Pensi che non ricordi quasi nemmeno i suoi lineamenti, tanto poco l'hai visto: qualche istante avvolto nella coperta come in un bozzolo, col cappellino celeste - che ti ricorda la spensieratezza di quando lui era al sicuro dentro la pancia, e credevi che lo avresti protetto da tutto - calcato poco sopra gli occhi; e poi di sfuggita, addormentato placidamente nell'incubatrice, lui e il suo pannolino, senza quelle tutine tanto amorosamente scelte e messe in valigia per i suoi primi giorni.
Pensi alla sua cameretta vuota, lì a casa, pronta ad accoglierlo, al nastro azzurro, ai bavaglini a punto croce; e quando per la prima volta nella tua mente si fa strada il pensiero che possano non servirti mai, infine crolli.

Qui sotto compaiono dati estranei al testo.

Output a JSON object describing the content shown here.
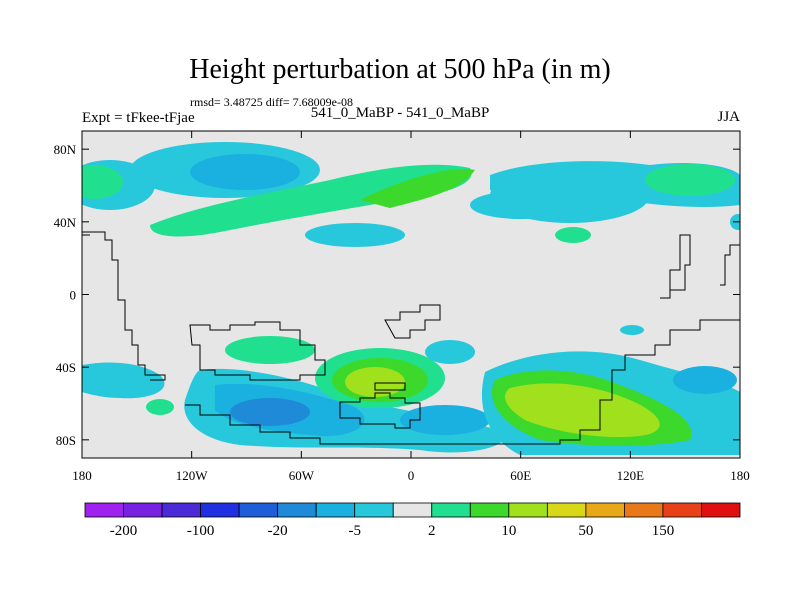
{
  "header": {
    "title": "Height perturbation at 500 hPa (in m)",
    "stats": "rmsd= 3.48725 diff= 7.68009e-08",
    "experiment": "Expt = tFkee-tFjae",
    "center_label": "541_0_MaBP - 541_0_MaBP",
    "season": "JJA"
  },
  "map": {
    "projection": "cylindrical equidistant",
    "lon_range": [
      -180,
      180
    ],
    "lat_range": [
      -90,
      90
    ],
    "y_ticks": [
      {
        "label": "80N",
        "lat": 80
      },
      {
        "label": "40N",
        "lat": 40
      },
      {
        "label": "0",
        "lat": 0
      },
      {
        "label": "40S",
        "lat": -40
      },
      {
        "label": "80S",
        "lat": -80
      }
    ],
    "x_ticks": [
      {
        "label": "180",
        "lon": -180
      },
      {
        "label": "120W",
        "lon": -120
      },
      {
        "label": "60W",
        "lon": -60
      },
      {
        "label": "0",
        "lon": 0
      },
      {
        "label": "60E",
        "lon": 60
      },
      {
        "label": "120E",
        "lon": 120
      },
      {
        "label": "180",
        "lon": 180
      }
    ],
    "background_color": "#e6e6e6"
  },
  "colorbar": {
    "colors": [
      "#a020f0",
      "#7722e0",
      "#4b2ad8",
      "#2030e0",
      "#1e5ed8",
      "#1e8ad8",
      "#1ab0e0",
      "#28c8dc",
      "#e6e6e6",
      "#20e090",
      "#3cd82c",
      "#a0e01c",
      "#d8d818",
      "#e8a818",
      "#e87818",
      "#e84018",
      "#e01010"
    ],
    "labels": [
      {
        "text": "-200",
        "index": 1
      },
      {
        "text": "-100",
        "index": 3
      },
      {
        "text": "-20",
        "index": 5
      },
      {
        "text": "-5",
        "index": 7
      },
      {
        "text": "2",
        "index": 9
      },
      {
        "text": "10",
        "index": 11
      },
      {
        "text": "50",
        "index": 13
      },
      {
        "text": "150",
        "index": 15
      }
    ]
  }
}
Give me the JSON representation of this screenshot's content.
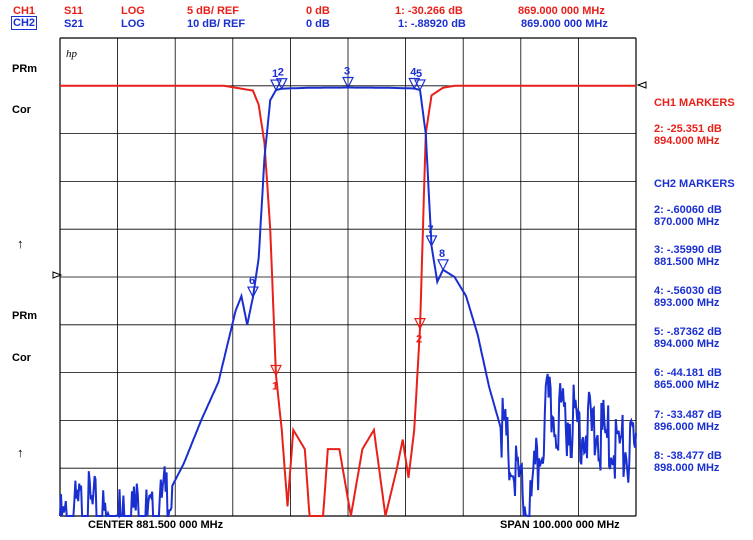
{
  "header": {
    "ch1": {
      "label": "CH1",
      "param": "S11",
      "format": "LOG",
      "scale": "5 dB/ REF",
      "ref": "0 dB",
      "marker": "1: -30.266 dB",
      "freq": "869.000 000 MHz"
    },
    "ch2": {
      "label": "CH2",
      "param": "S21",
      "format": "LOG",
      "scale": "10 dB/ REF",
      "ref": "0 dB",
      "marker": "1: -.88920 dB",
      "freq": "869.000 000 MHz"
    }
  },
  "side_labels": {
    "prm_top": "PRm",
    "cor_top": "Cor",
    "arrow_top": "↑",
    "prm_bot": "PRm",
    "cor_bot": "Cor",
    "arrow_bot": "↑"
  },
  "hp_logo": "hp",
  "ch1_markers": {
    "title": "CH1 MARKERS",
    "items": [
      {
        "label": "2: -25.351 dB",
        "freq": "894.000 MHz"
      }
    ]
  },
  "ch2_markers": {
    "title": "CH2 MARKERS",
    "items": [
      {
        "label": "2: -.60060 dB",
        "freq": "870.000 MHz"
      },
      {
        "label": "3: -.35990 dB",
        "freq": "881.500 MHz"
      },
      {
        "label": "4: -.56030 dB",
        "freq": "893.000 MHz"
      },
      {
        "label": "5: -.87362 dB",
        "freq": "894.000 MHz"
      },
      {
        "label": "6: -44.181 dB",
        "freq": "865.000 MHz"
      },
      {
        "label": "7: -33.487 dB",
        "freq": "896.000 MHz"
      },
      {
        "label": "8: -38.477 dB",
        "freq": "898.000 MHz"
      }
    ]
  },
  "footer": {
    "center": "CENTER  881.500 000 MHz",
    "span": "SPAN  100.000 000 MHz"
  },
  "colors": {
    "ch1": "#e8201a",
    "ch2": "#1a2fd0",
    "grid": "#000000"
  },
  "chart_data": {
    "type": "line",
    "x_range_mhz": [
      831.5,
      931.5
    ],
    "grid": true,
    "series": [
      {
        "name": "S11",
        "unit": "dB",
        "scale_db_per_div": 5,
        "ref_db": 0,
        "x": [
          831.5,
          860,
          865,
          866,
          867,
          868,
          869,
          870,
          871,
          872,
          874,
          876,
          878,
          880,
          882,
          884,
          886,
          888,
          890,
          891,
          892,
          893,
          894,
          895,
          896,
          898,
          900,
          931.5
        ],
        "y": [
          0,
          0,
          -0.5,
          -2,
          -6,
          -15,
          -30.3,
          -36,
          -44,
          -36,
          -38,
          -55,
          -38,
          -38,
          -45,
          -38,
          -36,
          -45,
          -40,
          -37,
          -41,
          -36,
          -25.4,
          -5,
          -1,
          -0.2,
          0,
          0
        ]
      },
      {
        "name": "S21",
        "unit": "dB",
        "scale_db_per_div": 10,
        "ref_db": 0,
        "x": [
          831.5,
          836,
          840,
          845,
          848,
          850,
          853,
          856,
          859,
          861,
          862,
          863,
          864,
          865,
          866,
          867,
          868,
          869,
          870,
          875,
          881.5,
          888,
          893,
          894,
          895,
          896,
          897,
          898,
          900,
          902,
          904,
          906,
          910,
          913,
          916,
          920,
          925,
          931.5
        ],
        "y": [
          -93,
          -88,
          -92,
          -89,
          -93,
          -86,
          -79,
          -70,
          -62,
          -52,
          -47,
          -44,
          -50,
          -44.2,
          -36,
          -15,
          -3,
          -0.89,
          -0.6,
          -0.4,
          -0.36,
          -0.4,
          -0.56,
          -0.87,
          -10,
          -33.5,
          -41,
          -38.5,
          -40,
          -44,
          -52,
          -63,
          -80,
          -90,
          -68,
          -70,
          -73,
          -78
        ]
      }
    ],
    "ch1_marker_freqs_mhz": [
      869,
      894
    ],
    "ch2_marker_freqs_mhz": [
      869,
      870,
      881.5,
      893,
      894,
      865,
      896,
      898
    ],
    "ch2_marker_numbers": [
      "1",
      "2",
      "3",
      "4",
      "5",
      "6",
      "7",
      "8"
    ]
  }
}
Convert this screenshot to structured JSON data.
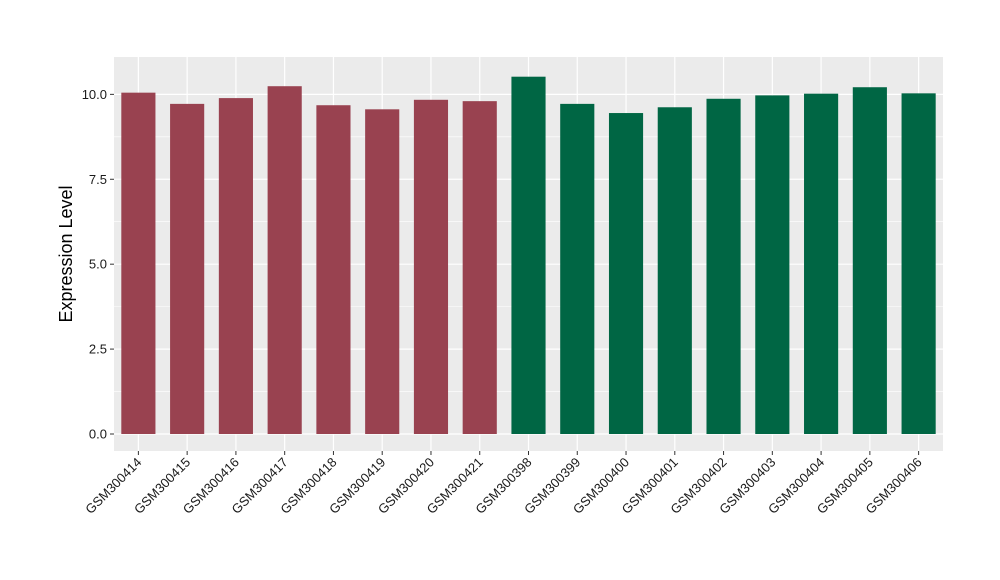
{
  "chart_data": {
    "type": "bar",
    "title": "",
    "xlabel": "",
    "ylabel": "Expression Level",
    "ylim": [
      0,
      11.1
    ],
    "yticks": [
      0,
      2.5,
      5,
      7.5,
      10
    ],
    "ytick_labels": [
      "0.0",
      "2.5",
      "5.0",
      "7.5",
      "10.0"
    ],
    "grid": true,
    "legend": "none",
    "categories": [
      "GSM300414",
      "GSM300415",
      "GSM300416",
      "GSM300417",
      "GSM300418",
      "GSM300419",
      "GSM300420",
      "GSM300421",
      "GSM300398",
      "GSM300399",
      "GSM300400",
      "GSM300401",
      "GSM300402",
      "GSM300403",
      "GSM300404",
      "GSM300405",
      "GSM300406"
    ],
    "values": [
      10.05,
      9.72,
      9.89,
      10.24,
      9.68,
      9.56,
      9.84,
      9.8,
      10.52,
      9.72,
      9.45,
      9.62,
      9.87,
      9.97,
      10.02,
      10.21,
      10.03
    ],
    "bar_colors": [
      "#994250",
      "#994250",
      "#994250",
      "#994250",
      "#994250",
      "#994250",
      "#994250",
      "#994250",
      "#006644",
      "#006644",
      "#006644",
      "#006644",
      "#006644",
      "#006644",
      "#006644",
      "#006644",
      "#006644"
    ],
    "panel_background": "#EBEBEB",
    "grid_color": "#FFFFFF"
  }
}
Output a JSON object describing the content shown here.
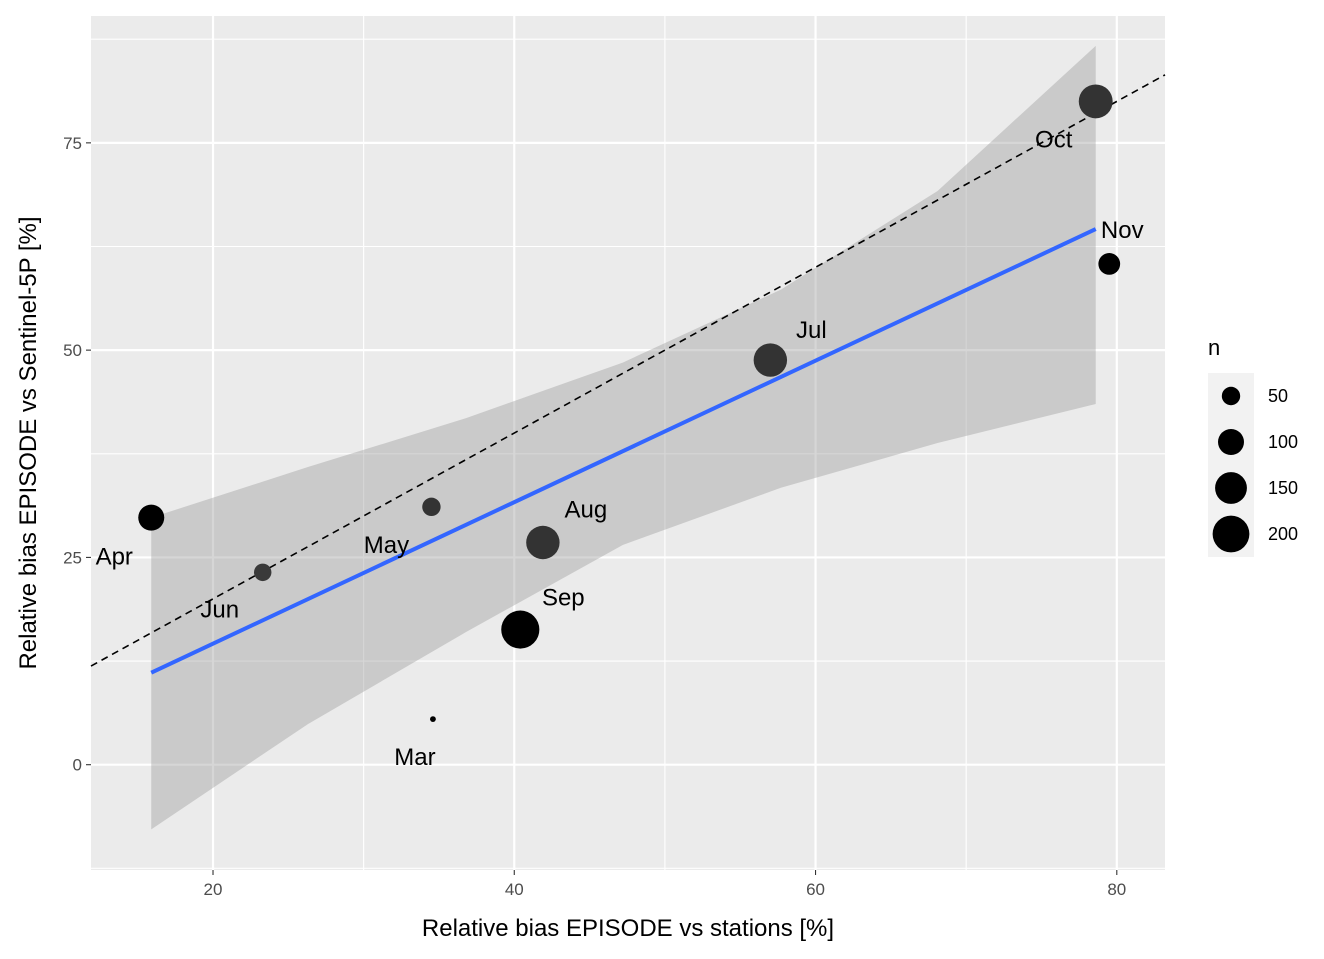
{
  "chart_data": {
    "type": "scatter",
    "title": "",
    "xlabel": "Relative bias EPISODE vs stations [%]",
    "ylabel": "Relative bias EPISODE vs Sentinel-5P [%]",
    "xlim": [
      11.9,
      83.2
    ],
    "ylim": [
      -12.7,
      90.3
    ],
    "x_ticks": [
      20,
      40,
      60,
      80
    ],
    "y_ticks": [
      0,
      25,
      50,
      75
    ],
    "x_tick_labels": [
      "20",
      "40",
      "60",
      "80"
    ],
    "y_tick_labels": [
      "0",
      "25",
      "50",
      "75"
    ],
    "grid": true,
    "points": [
      {
        "label": "Mar",
        "x": 34.6,
        "y": 5.5,
        "n": 5,
        "color": "#000000"
      },
      {
        "label": "Apr",
        "x": 15.9,
        "y": 29.8,
        "n": 100,
        "color": "#000000"
      },
      {
        "label": "May",
        "x": 34.5,
        "y": 31.1,
        "n": 50,
        "color": "#333333"
      },
      {
        "label": "Jun",
        "x": 23.3,
        "y": 23.2,
        "n": 45,
        "color": "#3a3a3a"
      },
      {
        "label": "Jul",
        "x": 57.0,
        "y": 48.8,
        "n": 165,
        "color": "#333333"
      },
      {
        "label": "Aug",
        "x": 41.9,
        "y": 26.8,
        "n": 165,
        "color": "#333333"
      },
      {
        "label": "Sep",
        "x": 40.4,
        "y": 16.3,
        "n": 215,
        "color": "#000000"
      },
      {
        "label": "Oct",
        "x": 78.6,
        "y": 80.0,
        "n": 170,
        "color": "#333333"
      },
      {
        "label": "Nov",
        "x": 79.5,
        "y": 60.4,
        "n": 70,
        "color": "#000000"
      }
    ],
    "identity_line": {
      "slope": 1,
      "intercept": 0,
      "style": "dashed",
      "color": "#000000"
    },
    "regression": {
      "x": [
        15.9,
        78.6
      ],
      "y": [
        11.1,
        64.6
      ],
      "color": "#3366ff",
      "ci_upper": [
        [
          15.9,
          29.8
        ],
        [
          26.3,
          35.9
        ],
        [
          36.8,
          41.8
        ],
        [
          47.2,
          48.5
        ],
        [
          57.7,
          57.3
        ],
        [
          68.1,
          69.2
        ],
        [
          78.6,
          86.7
        ]
      ],
      "ci_lower": [
        [
          15.9,
          -7.8
        ],
        [
          26.3,
          4.9
        ],
        [
          36.8,
          16.0
        ],
        [
          47.2,
          26.5
        ],
        [
          57.7,
          33.4
        ],
        [
          68.1,
          38.8
        ],
        [
          78.6,
          43.5
        ]
      ],
      "ci_fill": "#999999"
    },
    "legend": {
      "title": "n",
      "placement": "right",
      "entries": [
        {
          "label": "50",
          "n": 50
        },
        {
          "label": "100",
          "n": 100
        },
        {
          "label": "150",
          "n": 150
        },
        {
          "label": "200",
          "n": 200
        }
      ]
    },
    "panel_background": "#ebebeb",
    "grid_color": "#ffffff"
  }
}
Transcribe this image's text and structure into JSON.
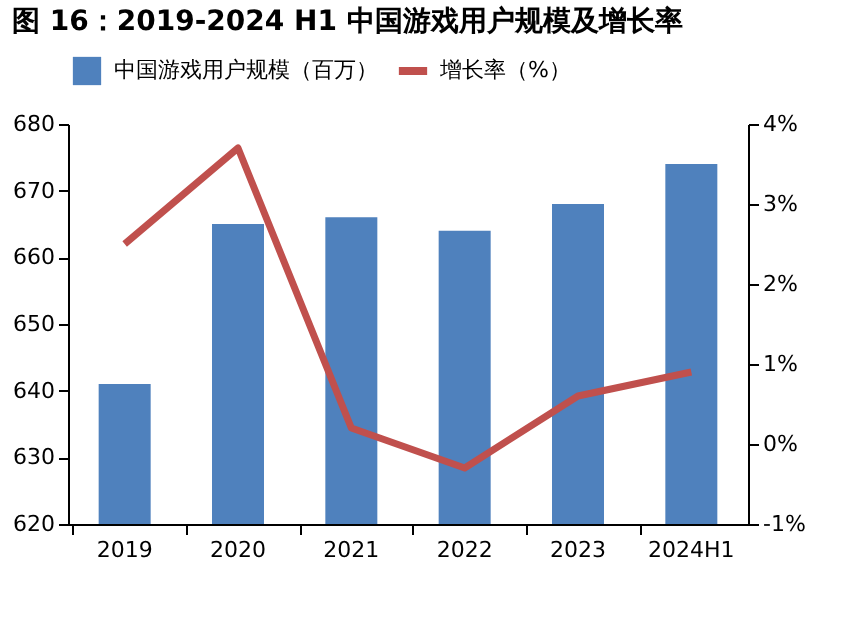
{
  "chart_data": {
    "type": "bar",
    "title": "图 16：2019-2024 H1 中国游戏用户规模及增长率",
    "categories": [
      "2019",
      "2020",
      "2021",
      "2022",
      "2023",
      "2024H1"
    ],
    "series": [
      {
        "name": "中国游戏用户规模（百万）",
        "color": "#4f81bd",
        "values": [
          641,
          665,
          666,
          664,
          668,
          674
        ]
      },
      {
        "name": "增长率（%）",
        "type": "line",
        "axis": "y2",
        "color": "#c0504d",
        "values": [
          2.5,
          3.7,
          0.2,
          -0.3,
          0.6,
          0.9
        ]
      }
    ],
    "ylim": [
      620,
      680
    ],
    "yticks": [
      620,
      630,
      640,
      650,
      660,
      670,
      680
    ],
    "y2lim": [
      -1,
      4
    ],
    "y2ticks": [
      {
        "value": -1,
        "label": "-1%"
      },
      {
        "value": 0,
        "label": "0%"
      },
      {
        "value": 1,
        "label": "1%"
      },
      {
        "value": 2,
        "label": "2%"
      },
      {
        "value": 3,
        "label": "3%"
      },
      {
        "value": 4,
        "label": "4%"
      }
    ],
    "grid": false,
    "legend": "top",
    "marker": "none",
    "line_style": "solid"
  }
}
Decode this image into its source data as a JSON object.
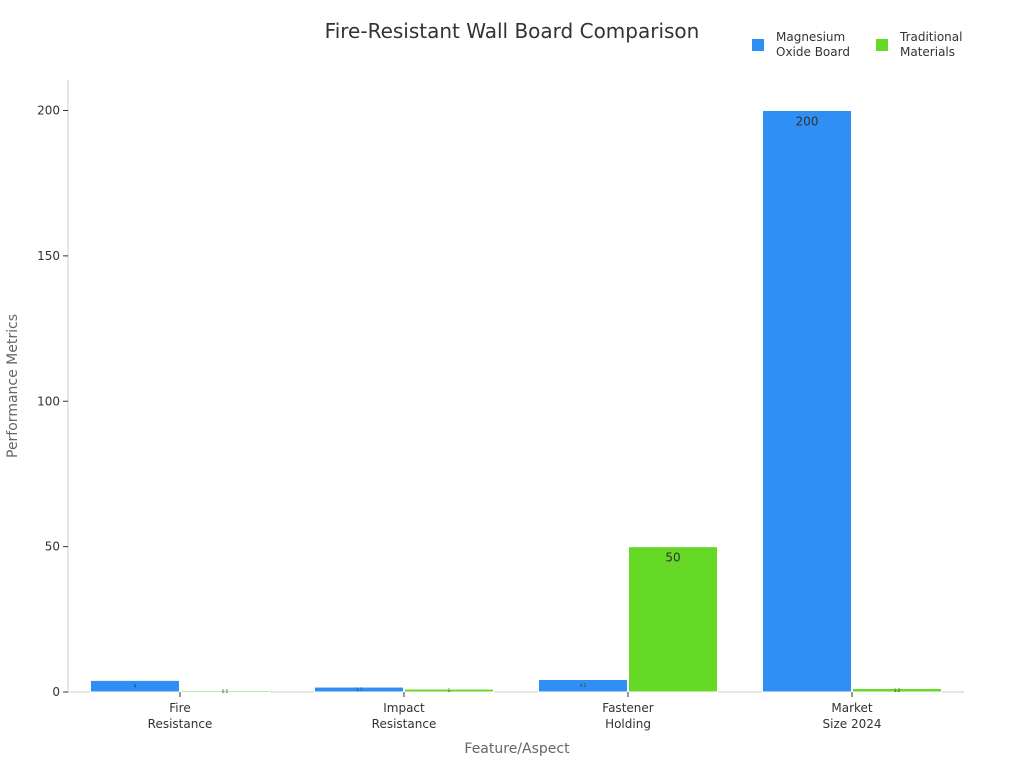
{
  "chart_data": {
    "type": "bar",
    "title": "Fire-Resistant Wall Board Comparison",
    "xlabel": "Feature/Aspect",
    "ylabel": "Performance Metrics",
    "categories": [
      [
        "Fire",
        "Resistance"
      ],
      [
        "Impact",
        "Resistance"
      ],
      [
        "Fastener",
        "Holding"
      ],
      [
        "Market",
        "Size 2024"
      ]
    ],
    "series": [
      {
        "name": "Magnesium Oxide Board",
        "name_lines": [
          "Magnesium",
          "Oxide Board"
        ],
        "color": "#2f8ff5",
        "values": [
          4,
          1.7,
          4.3,
          200
        ],
        "labels": [
          "4",
          "1.7",
          "4.3",
          "200"
        ]
      },
      {
        "name": "Traditional Materials",
        "name_lines": [
          "Traditional",
          "Materials"
        ],
        "color": "#66d926",
        "values": [
          0.5,
          1,
          50,
          1.2
        ],
        "labels": [
          "0.5",
          "1",
          "50",
          "1.2"
        ]
      }
    ],
    "ylim": [
      0,
      210
    ],
    "yticks": [
      0,
      50,
      100,
      150,
      200
    ],
    "grid": false,
    "legend_position": "top-right"
  }
}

E' in quelle ore che capisci veramente il significato della parola "angoscia", quando a stento respiri e piangi talmente tanto da non avere più lacrime. Quando il tempo non passa e le parole di chi ti sta intorno sono l'una il vuoto eco dell'altra.
Ci si aggrappa a ciò che si ha, in quei momenti; a quello che hai studiato, perchè purtroppo o per fortuna la tua formazione universitaria ti ha fornito quel tanto di basi di anatomia e fisiologia da capire perfettamente ciò che sta succedendo, ma anche alla fede.
Una delle frasi più belle, che in quei momenti mi ripetevo spesso, me la scrisse in un messaggio una mia amica: "Cerca di ricordare che noi crediamo nella scienza, nella medicina e forse anche in qualcosa di più". Non è molto, in quei frangenti, ma era tutto ciò che avevo.